The weekly hour-and-a-half sessions, which began on Oct. 5, are held over Zoom and follow the same confidentiality rules as individual counseling sessions. While all groups are currently full, they will restart in the spring, with sign-ups available early next semester.
Each group has two doctoral students within the counseling program who serve as co-facilitators. Sessions don’t have predetermined topics, Nikalje said, but rather provide students the chance to discuss whatever is on their minds.
“We don’t want to dictate what students can share,” she said. “It really is just an open space for students to bring in whatever is concerning them and just talk about it without any judgment.”
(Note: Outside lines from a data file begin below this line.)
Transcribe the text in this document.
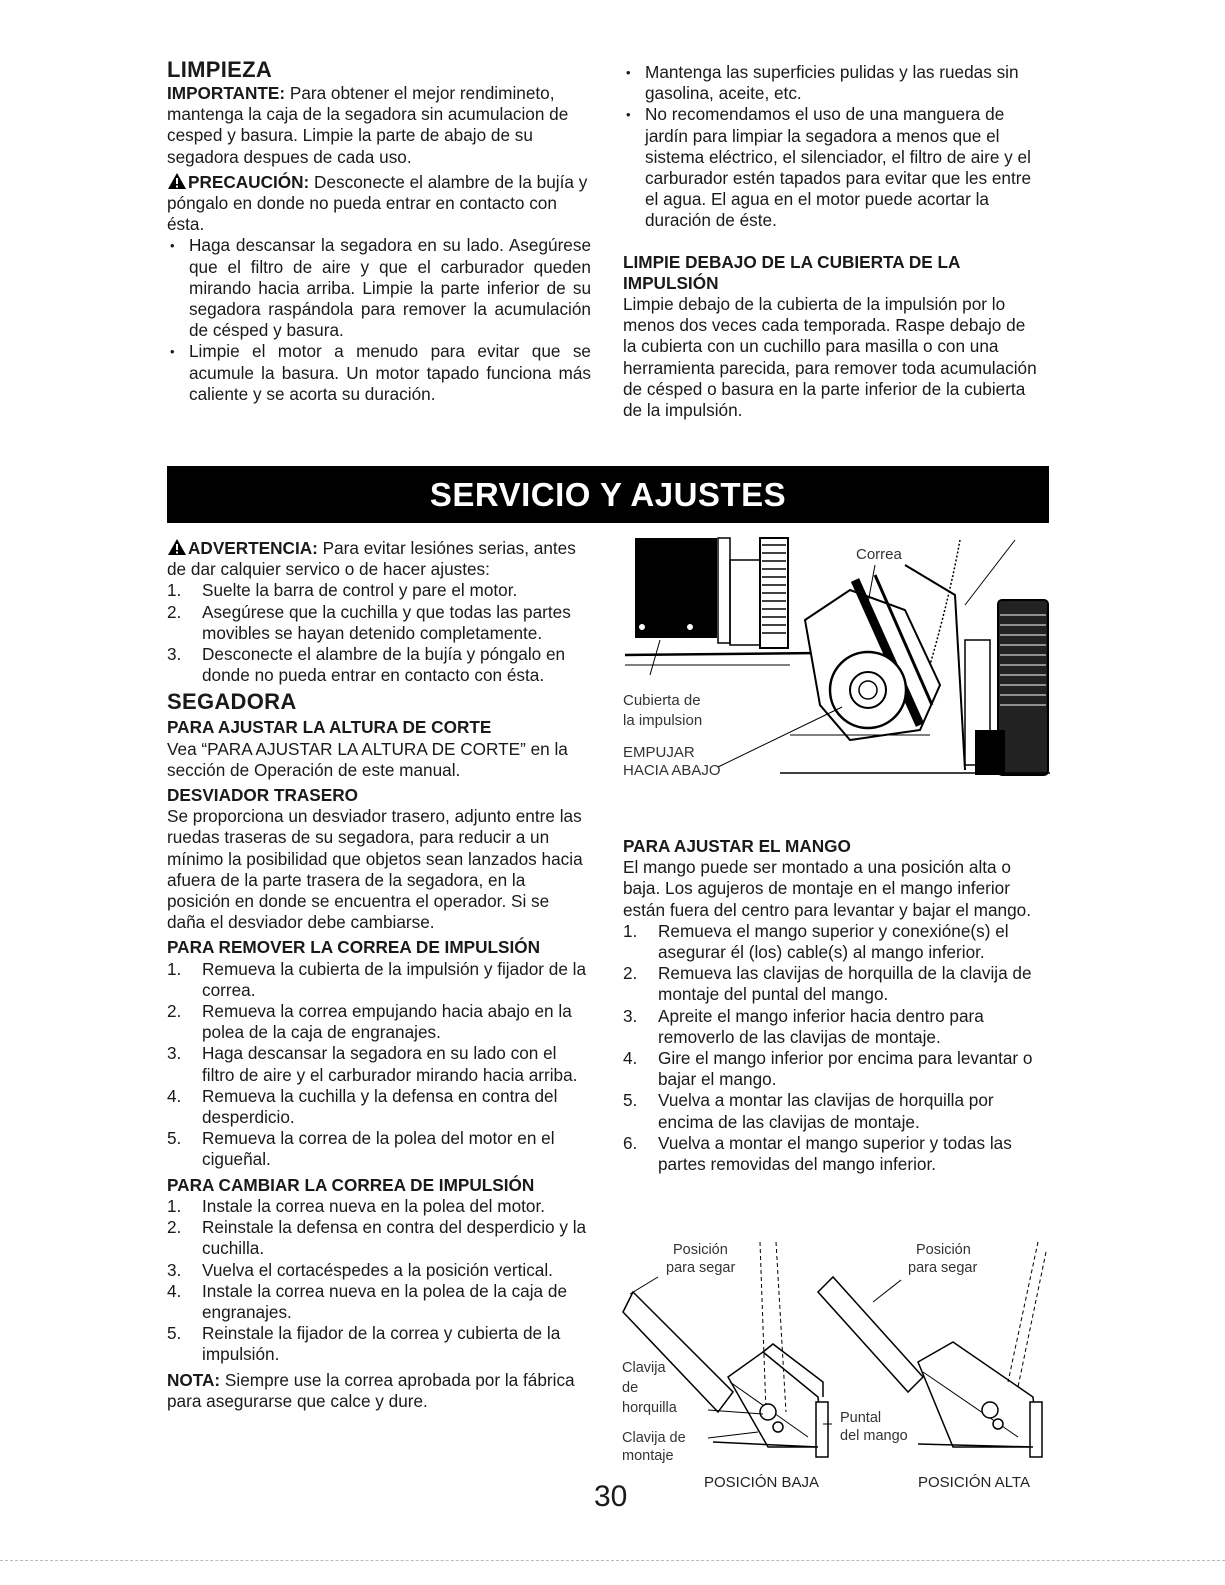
LIMPIEZA

IMPORTANTE: Para obtener el mejor rendimineto, mantenga la caja de la segadora sin acumulacion de cesped y basura. Limpie la parte de abajo de su segadora despues de cada uso.

PRECAUCIÓN: Desconecte el alambre de la bujía y póngalo en donde no pueda entrar en contacto con ésta.

• Haga descansar la segadora en su lado. Asegúrese que el filtro de aire y que el carburador queden mirando hacia arriba. Limpie la parte inferior de su segadora raspándola para remover la acumulación de césped y basura.
• Limpie el motor a menudo para evitar que se acumule la basura. Un motor tapado funciona más caliente y se acorta su duración.
• Mantenga las superficies pulidas y las ruedas sin gasolina, aceite, etc.
• No recomendamos el uso de una manguera de jardín para limpiar la segadora a menos que el sistema eléctrico, el silenciador, el filtro de aire y el carburador estén tapados para evitar que les entre el agua. El agua en el motor puede acortar la duración de éste.
LIMPIE DEBAJO DE LA CUBIERTA DE LA IMPULSIÓN

Limpie debajo de la cubierta de la impulsión por lo menos dos veces cada temporada. Raspe debajo de la cubierta con un cuchillo para masilla o con una herramienta parecida, para remover toda acumulación de césped o basura en la parte inferior de la cubierta de la impulsión.

SERVICIO Y AJUSTES

ADVERTENCIA: Para evitar lesiónes serias, antes de dar calquier servico o de hacer ajustes:

1. Suelte la barra de control y pare el motor.
2. Asegúrese que la cuchilla y que todas las partes movibles se hayan detenido completamente.
3. Desconecte el alambre de la bujía y póngalo en donde no pueda entrar en contacto con ésta.
SEGADORA
PARA AJUSTAR LA ALTURA DE CORTE

Vea “PARA AJUSTAR LA ALTURA DE CORTE” en la sección de Operación de este manual.

DESVIADOR TRASERO

Se proporciona un desviador trasero, adjunto entre las ruedas traseras de su segadora, para reducir a un mínimo la posibilidad que objetos sean lanzados hacia afuera de la parte trasera de la segadora, en la posición en donde se encuentra el operador. Si se daña el desviador debe cambiarse.

PARA REMOVER LA CORREA DE IMPULSIÓN
1. Remueva la cubierta de la impulsión y fijador de la correa.
2. Remueva la correa empujando hacia abajo en la polea de la caja de engranajes.
3. Haga descansar la segadora en su lado con el filtro de aire y el carburador mirando hacia arriba.
4. Remueva la cuchilla y la defensa en contra del desperdicio.
5. Remueva la correa de la polea del motor en el cigueñal.
PARA CAMBIAR LA CORREA DE IMPULSIÓN
1. Instale la correa nueva en la polea del motor.
2. Reinstale la defensa en contra del desperdicio y la cuchilla.
3. Vuelva el cortacéspedes a la posición vertical.
4. Instale la correa nueva en la polea de la caja de engranajes.
5. Reinstale la fijador de la correa y cubierta de la impulsión.

NOTA: Siempre use la correa aprobada por la fábrica para asegurarse que calce y dure.

Correa
Cubierta de
la impulsion
EMPUJAR
HACIA ABAJO
PARA AJUSTAR EL MANGO

El mango puede ser montado a una posición alta o baja. Los agujeros de montaje en el mango inferior están fuera del centro para levantar y bajar el mango.

1. Remueva el mango superior y conexióne(s) el asegurar él (los) cable(s) al mango inferior.
2. Remueva las clavijas de horquilla de la clavija de montaje del puntal del mango.
3. Apreite el mango inferior hacia dentro para removerlo de las clavijas de montaje.
4. Gire el mango inferior por encima para levantar o bajar el mango.
5. Vuelva a montar las clavijas de horquilla por encima de las clavijas de montaje.
6. Vuelva a montar el mango superior y todas las partes removidas del mango inferior.
Posición
para segar
Clavija
de
horquilla
Clavija de
montaje
Puntal
del mango
Posición
para segar
POSICIÓN BAJA	POSICIÓN ALTA
30
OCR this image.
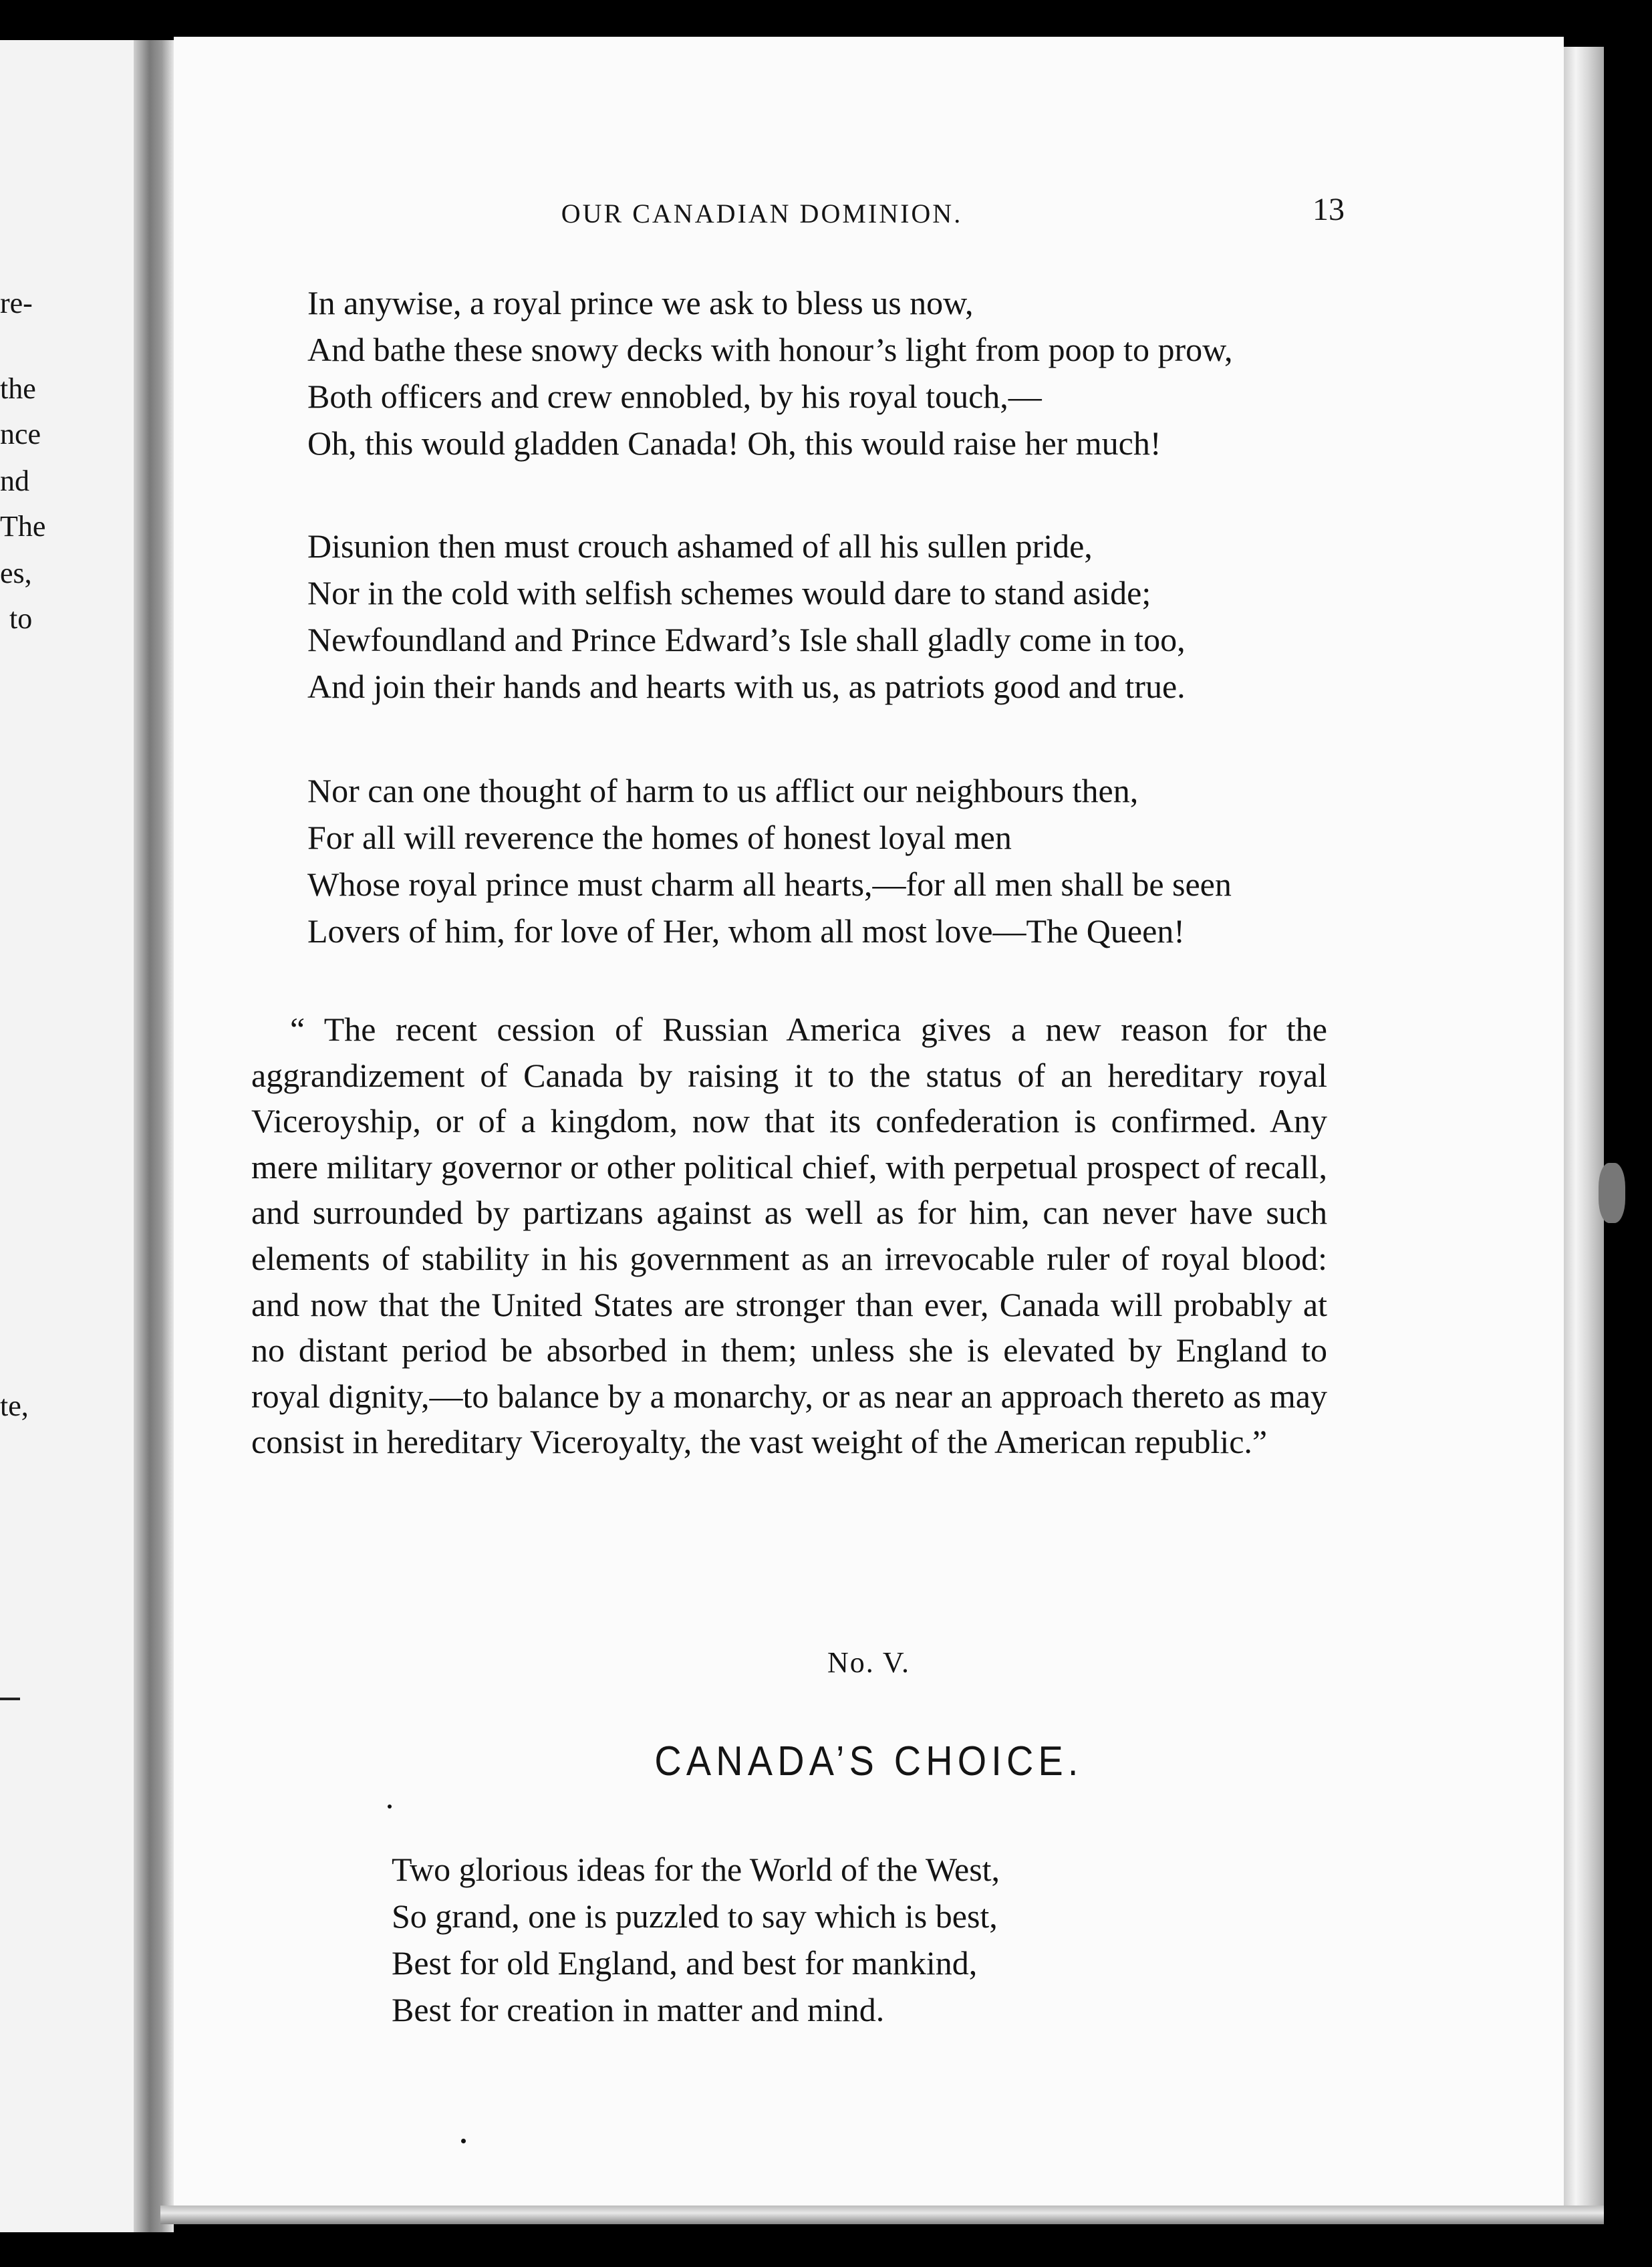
re-
the
nce
nd
The
es,
to
te,
OUR CANADIAN DOMINION.	13
In anywise, a royal prince we ask to bless us now,
And bathe these snowy decks with honour’s light from poop to prow,
Both officers and crew ennobled, by his royal touch,—
Oh, this would gladden Canada! Oh, this would raise her much!
Disunion then must crouch ashamed of all his sullen pride,
Nor in the cold with selfish schemes would dare to stand aside;
Newfoundland and Prince Edward’s Isle shall gladly come in too,
And join their hands and hearts with us, as patriots good and true.
Nor can one thought of harm to us afflict our neighbours then,
For all will reverence the homes of honest loyal men
Whose royal prince must charm all hearts,—for all men shall be seen
Lovers of him, for love of Her, whom all most love—The Queen!
“ The recent cession of Russian America gives a new reason for the aggrandizement of Canada by raising it to the status of an hereditary royal Viceroyship, or of a kingdom, now that its confederation is confirmed. Any mere military governor or other political chief, with perpetual prospect of recall, and surrounded by partizans against as well as for him, can never have such elements of stability in his government as an irrevocable ruler of royal blood: and now that the United States are stronger than ever, Canada will probably at no distant period be absorbed in them; unless she is elevated by England to royal dignity,—to balance by a monarchy, or as near an approach thereto as may consist in hereditary Viceroyalty, the vast weight of the American republic.”
No. V.
CANADA’S CHOICE.
Two glorious ideas for the World of the West,
So grand, one is puzzled to say which is best,
Best for old England, and best for mankind,
Best for creation in matter and mind.
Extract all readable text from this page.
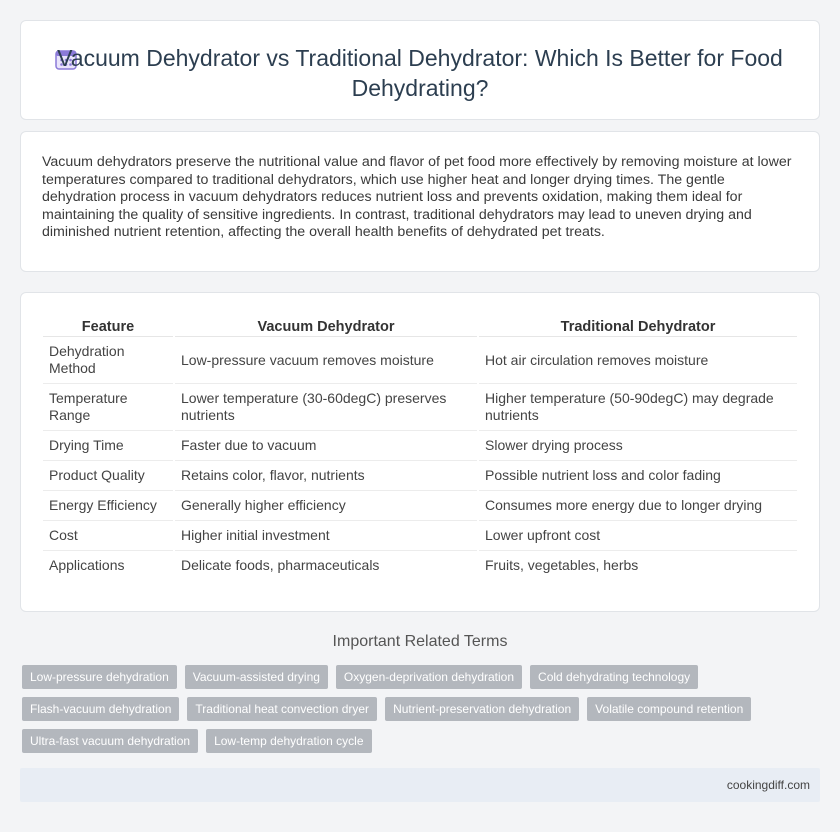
Vacuum Dehydrator vs Traditional Dehydrator: Which Is Better for Food Dehydrating?

Vacuum dehydrators preserve the nutritional value and flavor of pet food more effectively by removing moisture at lower temperatures compared to traditional dehydrators, which use higher heat and longer drying times. The gentle dehydration process in vacuum dehydrators reduces nutrient loss and prevents oxidation, making them ideal for maintaining the quality of sensitive ingredients. In contrast, traditional dehydrators may lead to uneven drying and diminished nutrient retention, affecting the overall health benefits of dehydrated pet treats.

Feature	Vacuum Dehydrator	Traditional Dehydrator
Dehydration Method	Low-pressure vacuum removes moisture	Hot air circulation removes moisture
Temperature Range	Lower temperature (30-60degC) preserves nutrients	Higher temperature (50-90degC) may degrade nutrients
Drying Time	Faster due to vacuum	Slower drying process
Product Quality	Retains color, flavor, nutrients	Possible nutrient loss and color fading
Energy Efficiency	Generally higher efficiency	Consumes more energy due to longer drying
Cost	Higher initial investment	Lower upfront cost
Applications	Delicate foods, pharmaceuticals	Fruits, vegetables, herbs
Important Related Terms
Low-pressure dehydration	Vacuum-assisted drying	Oxygen-deprivation dehydration	Cold dehydrating technology
Flash-vacuum dehydration	Traditional heat convection dryer	Nutrient-preservation dehydration	Volatile compound retention
Ultra-fast vacuum dehydration	Low-temp dehydration cycle
cookingdiff.com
There is no cost for students to participate in the program, with the only requirement being that students must be physically present in the state of Indiana because of counseling licensing and supervision restrictions. Students interested in joining will have to complete a brief phone screening appointment before being officially added to a group.
“Our hope is that other places in Purdue can also support such efforts,” Nikalje said, “and maybe create more space like this in the future.”